Er zijn verschillende vormgevingsprincipes die je kan uitproberen. Die kunnen we onder andere lenen uit de beeldende kunst. Het zijn er heel veel. Zo kan je Vergroten, Omkeren, Herhalen, Stapelen, Verzamelen, Inpakken, Wegnemen, Uitrekken, Toevoegen, Spiegelen, Contrasteren, Verplaatsen in tijd en ruimte, Openen, Verbinden, Doordringen, Blokkeren, Specificeren, Kapotmaken, Geometrisch maken en Abstraheren. Kies de vorm die datgene wat je wilt vertellen versterkt. Wil je voorbeelden zien, klik dan hier.

Monteren
Je hebt de scènes vormgegeven en wilt ze nu achter elkaar zetten, dat heet monteren. Hoe ga je ze aan elkaar rijgen? Hoe montage werkt, kan je goed uitleggen aan de hand van een ketting met kralen. Wat is de beste volgorde van de kralen? Een losse kraal is gewoon een kraal, maar samen aan een draad wordt het pas een ketting. Er zijn veel opties en uiteindelijk kies je de beste. Bij het blok Abstract geven we een fysiek voorbeeld om abstraheren uit te leggen.

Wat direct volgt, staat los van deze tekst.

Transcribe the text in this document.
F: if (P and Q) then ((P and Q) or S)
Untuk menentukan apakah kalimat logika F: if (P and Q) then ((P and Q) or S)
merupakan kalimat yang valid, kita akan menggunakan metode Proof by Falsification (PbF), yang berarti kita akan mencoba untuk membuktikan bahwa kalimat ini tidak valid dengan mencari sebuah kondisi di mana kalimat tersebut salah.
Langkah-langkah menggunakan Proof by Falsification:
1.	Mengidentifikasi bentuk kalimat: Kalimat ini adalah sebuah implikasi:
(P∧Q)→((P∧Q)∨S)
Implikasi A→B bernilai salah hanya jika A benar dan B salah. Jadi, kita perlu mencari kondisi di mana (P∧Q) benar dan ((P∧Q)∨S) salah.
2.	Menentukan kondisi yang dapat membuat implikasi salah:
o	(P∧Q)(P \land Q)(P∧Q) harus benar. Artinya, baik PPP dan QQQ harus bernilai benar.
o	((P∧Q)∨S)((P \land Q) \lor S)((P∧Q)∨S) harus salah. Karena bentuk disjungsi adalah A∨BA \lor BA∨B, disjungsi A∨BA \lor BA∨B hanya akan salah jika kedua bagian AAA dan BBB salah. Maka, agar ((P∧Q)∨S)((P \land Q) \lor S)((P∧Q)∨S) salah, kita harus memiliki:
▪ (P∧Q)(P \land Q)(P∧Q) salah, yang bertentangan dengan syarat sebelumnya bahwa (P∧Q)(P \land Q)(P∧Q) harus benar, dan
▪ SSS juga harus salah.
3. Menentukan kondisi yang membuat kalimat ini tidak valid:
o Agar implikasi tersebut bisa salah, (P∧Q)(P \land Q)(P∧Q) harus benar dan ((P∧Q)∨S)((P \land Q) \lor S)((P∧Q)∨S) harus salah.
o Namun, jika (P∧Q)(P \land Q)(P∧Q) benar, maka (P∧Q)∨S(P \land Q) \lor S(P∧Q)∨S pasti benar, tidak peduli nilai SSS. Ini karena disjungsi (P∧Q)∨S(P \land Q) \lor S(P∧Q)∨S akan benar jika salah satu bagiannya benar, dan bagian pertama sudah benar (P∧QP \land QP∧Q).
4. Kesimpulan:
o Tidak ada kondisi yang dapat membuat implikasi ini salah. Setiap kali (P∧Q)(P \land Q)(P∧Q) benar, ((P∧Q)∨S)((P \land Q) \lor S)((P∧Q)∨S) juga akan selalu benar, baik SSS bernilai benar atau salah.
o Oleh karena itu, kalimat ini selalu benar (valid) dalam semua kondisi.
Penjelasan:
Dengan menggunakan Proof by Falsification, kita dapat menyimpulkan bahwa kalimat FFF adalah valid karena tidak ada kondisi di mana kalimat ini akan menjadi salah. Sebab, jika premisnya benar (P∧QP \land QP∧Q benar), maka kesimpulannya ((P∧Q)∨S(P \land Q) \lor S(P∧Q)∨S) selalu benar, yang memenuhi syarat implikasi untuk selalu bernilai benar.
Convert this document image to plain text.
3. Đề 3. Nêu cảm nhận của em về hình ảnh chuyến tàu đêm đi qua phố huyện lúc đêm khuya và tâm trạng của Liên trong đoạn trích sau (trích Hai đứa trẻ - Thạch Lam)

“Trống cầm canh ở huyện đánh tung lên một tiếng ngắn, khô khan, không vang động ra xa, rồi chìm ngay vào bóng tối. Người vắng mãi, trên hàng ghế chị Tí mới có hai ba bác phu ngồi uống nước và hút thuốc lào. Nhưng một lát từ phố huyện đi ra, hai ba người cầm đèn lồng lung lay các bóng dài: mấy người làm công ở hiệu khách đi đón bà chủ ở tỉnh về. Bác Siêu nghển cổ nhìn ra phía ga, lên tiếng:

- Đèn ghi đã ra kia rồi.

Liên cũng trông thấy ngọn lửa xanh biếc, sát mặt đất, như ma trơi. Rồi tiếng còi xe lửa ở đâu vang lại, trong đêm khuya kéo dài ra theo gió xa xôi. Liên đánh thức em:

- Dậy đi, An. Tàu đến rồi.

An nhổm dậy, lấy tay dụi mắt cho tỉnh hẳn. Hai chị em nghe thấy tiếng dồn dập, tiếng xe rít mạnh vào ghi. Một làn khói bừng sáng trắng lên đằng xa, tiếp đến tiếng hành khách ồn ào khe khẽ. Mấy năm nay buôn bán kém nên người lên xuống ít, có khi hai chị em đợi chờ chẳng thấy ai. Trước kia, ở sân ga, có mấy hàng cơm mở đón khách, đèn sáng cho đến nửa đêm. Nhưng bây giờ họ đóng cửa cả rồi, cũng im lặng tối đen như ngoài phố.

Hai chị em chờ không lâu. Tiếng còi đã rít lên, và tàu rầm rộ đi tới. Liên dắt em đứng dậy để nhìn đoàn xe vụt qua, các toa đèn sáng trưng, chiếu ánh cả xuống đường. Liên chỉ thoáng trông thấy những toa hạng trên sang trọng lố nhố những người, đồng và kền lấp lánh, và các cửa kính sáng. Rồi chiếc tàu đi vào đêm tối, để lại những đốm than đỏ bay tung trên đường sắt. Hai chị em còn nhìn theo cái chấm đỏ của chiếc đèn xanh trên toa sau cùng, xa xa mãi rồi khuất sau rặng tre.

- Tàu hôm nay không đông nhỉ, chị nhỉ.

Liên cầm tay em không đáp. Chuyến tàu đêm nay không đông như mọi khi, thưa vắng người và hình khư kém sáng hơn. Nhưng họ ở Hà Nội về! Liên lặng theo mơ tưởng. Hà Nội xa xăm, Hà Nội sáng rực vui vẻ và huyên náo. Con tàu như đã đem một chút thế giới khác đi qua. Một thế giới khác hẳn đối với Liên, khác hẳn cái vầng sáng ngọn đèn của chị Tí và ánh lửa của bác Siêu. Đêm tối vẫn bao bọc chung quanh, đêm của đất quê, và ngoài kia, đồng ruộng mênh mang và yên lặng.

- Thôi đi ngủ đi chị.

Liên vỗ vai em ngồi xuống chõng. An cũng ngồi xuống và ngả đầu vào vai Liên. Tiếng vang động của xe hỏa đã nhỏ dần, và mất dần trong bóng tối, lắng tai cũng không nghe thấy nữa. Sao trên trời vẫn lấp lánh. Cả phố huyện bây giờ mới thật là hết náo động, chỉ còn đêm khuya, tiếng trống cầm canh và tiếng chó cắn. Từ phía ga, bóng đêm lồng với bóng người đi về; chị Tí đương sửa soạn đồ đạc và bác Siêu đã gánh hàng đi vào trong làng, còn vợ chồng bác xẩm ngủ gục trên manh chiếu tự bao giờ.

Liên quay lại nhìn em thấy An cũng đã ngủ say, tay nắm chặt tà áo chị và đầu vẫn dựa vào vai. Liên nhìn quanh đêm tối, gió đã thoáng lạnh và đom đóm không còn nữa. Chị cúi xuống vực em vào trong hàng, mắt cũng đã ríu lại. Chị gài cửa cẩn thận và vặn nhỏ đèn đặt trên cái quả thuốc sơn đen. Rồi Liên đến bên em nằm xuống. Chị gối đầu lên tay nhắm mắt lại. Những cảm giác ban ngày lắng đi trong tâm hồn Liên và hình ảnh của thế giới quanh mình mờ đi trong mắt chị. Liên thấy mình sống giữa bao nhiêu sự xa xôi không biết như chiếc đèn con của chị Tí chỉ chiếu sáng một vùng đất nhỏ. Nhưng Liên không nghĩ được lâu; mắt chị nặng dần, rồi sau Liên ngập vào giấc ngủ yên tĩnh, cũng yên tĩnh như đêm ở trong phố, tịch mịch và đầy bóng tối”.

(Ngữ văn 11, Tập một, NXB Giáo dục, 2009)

Voor je theatervoorstelling ga je op zoek naar deze juiste volgorde, je bedenkt een rode draad. Dat kan een terugkerend muziekfragment zijn, een leerling die de scènes aan elkaar praat, een kledingstuk of attribuut dat mee verhuist van scène naar scène. Je kunt kiezen voor een terugkerende dans of de decorstukken de rode draad laten zijn. Wellicht is er ook een verhaallijn in alle scènes te ontdekken die de volgorde bepaalt. Probeer een logica te vinden die voor jou en de leerlingen werkt, maar kijk uit dat je het weer niet te logisch wilt maken. Als je houvast hebt aan een structuur kan er veel, dat is het mooie ervan. Als je zegt: “We zijn nu in Spanje” en we horen bijvoorbeeld een Spaans muziekje, dan is iedereen meteen in Spanje. Daar hoeft geen decor voor veranderd te worden.

Probeer de volgorde van de scènes uit op de vloer tijdens ‘doorlopen’ (repetities). Dan blijkt heel snel, bijna organisch, welke scène het best volgt op de vorige. Als de leerlingen het lastig vinden om steeds een andere volgorde te moeten spelen, maak dan kaartjes met de naam van de scènes erop. Deze leg je achter elkaar, je krijgt een soort storyboard. Zo’n visueel overzicht geeft de leerlingen houvast om de volgorde te onthouden.